A total of 95 patients with 95 lesions with a mean lesion length of 72 mm were included. Moderate calcification was present in 45%, and severe calcification in 55%. There were minimal adjunctive therapies, including predilatation in 11.6%, postdilatation in 7.4%, and stent implantation in 1.1% (one type IV dissection after subintimal lesion passage). Acute treatment outcomes are displayed in Figure 1, including a luminal gain of 3 mm, which is comparable to recent nitinol stent studies in lesions excluding severely calcified lesions. At 6 months, primary patency rate is 76.7% and freedom from target lesion revascularization is 96.8%. The 12-month study results will be presented in the first quarter of 2018.
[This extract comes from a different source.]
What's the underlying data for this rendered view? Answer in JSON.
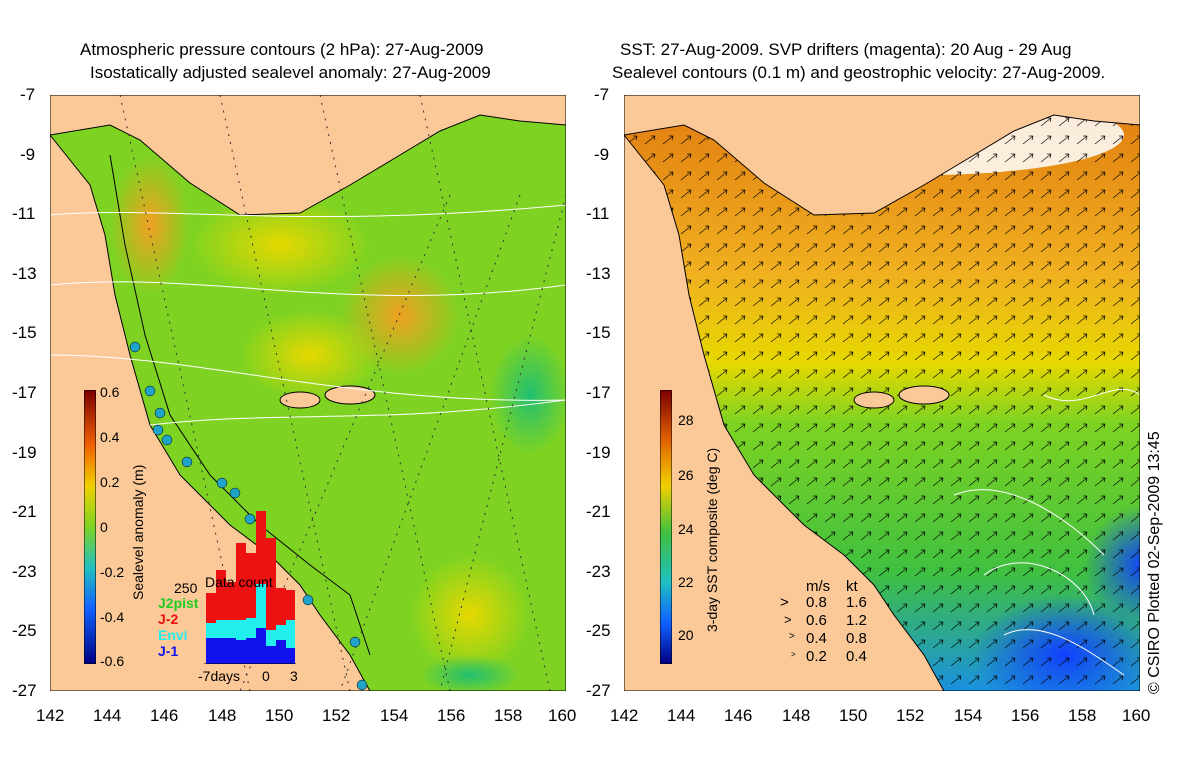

As a standalone therapy, lithoplasty probably won’t overcome the limitations of balloon angioplasty regarding durability of the intervention. Therefore, it is an attractive strategy to combine a method that results in high acute treatment success (lithoplasty) with a method that improves durability of the intervention (drug-coated balloon angioplasty). The currently-enrolling DISRUPT PAD III study compares this combined treatment approach against plain balloon angioplasty, followed by drug-coated balloon angioplasty in moderate-to-severe calcified femoropopliteal lesions. In summary, the Shockwave Lithoplasty technology potentially adds a third interventional tool for the treatment of calcified femoropopliteal lesions besides atherectomy and the Supera stent technology. Further studies are mandatory to evaluate the potential role of this technology.
Thomas Zeller, MD, PhD, spoke about Lithoplasty on Tuesday, February 6, 2018 at the International Symposium on Endovascular Therapy.